Final Thoughts on Barcelona, Part I (Spain)

This week marks 3 months since Rich turned in the keys to our Barcelona apartment. With some time and distance between us and the city, it's a fitting moment for us to reflect on our grand adventure there.

I had originally intended to blog about many aspects of settling into our lives there. But I held my tongue for a variety of reasons. It was really hard, especially that first year. Pinching our pennies  because we had grossly underestimated the cost of living. Sending out hundreds of resumes, and yes, pounding the pavement old school, searching for employment in the midst of the world's worst economic crisis in one of the hardest hit countries. Struggling with the languages, spending a fortune on Spanish classes, and ever struggling in Catalan. Knowing our families - and particularly my immigrant parents - would be our main and possibly only audience for the blog, I didn't want to worry them even more. And we were exhausted. Battling all day with a foreign bureaucracy (I'm pointing a finger at you, too, British consulate!) or bank or service provider, you come home confused, humbled, shaken, and possibly crying. Sometimes it was all we could do to muster our energies and try again the next day. So forgive the blog for only accentuating the positive.

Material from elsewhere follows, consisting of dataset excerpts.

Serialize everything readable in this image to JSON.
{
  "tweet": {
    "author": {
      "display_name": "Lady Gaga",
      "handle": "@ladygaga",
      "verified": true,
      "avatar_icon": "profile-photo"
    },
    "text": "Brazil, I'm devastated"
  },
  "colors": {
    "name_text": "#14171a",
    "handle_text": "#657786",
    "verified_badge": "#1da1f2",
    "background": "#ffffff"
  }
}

As time went on, our situation improved, and we also just got the hang of things... It's ok if we forget to write our meter reading down on the sheet appearing on the front door to the building (or, as in one case, if I accidentally write down a number several orders of magnitude different!)... This is the corner shop that doesn't overcharge for fresh milk (since most people seem to prefer the horrific UHT milk)... Being able to sleep through the hourly ringing of the bells from the 4 surrounding churches, the relentless clanging call of the butano men one must hail to deliver orange gas tanks to your door (we dodged a bullet renting a place with piped gas), or worse, the drunk French tourists on the balcony of the illegal vacation apartment just outside our bedroom window... There were other aspects of everyday life I could have commented on. But Barcelona seems like the world's most popular place for attracting expats and there are even more Catalans. To presume my foreigner's observations would contribute anything different smacked a little of implied judgement of local norms or conceit, which, as an American abroad, I am conscious of the stereotype. So I stuck to a mostly tourist's perspective.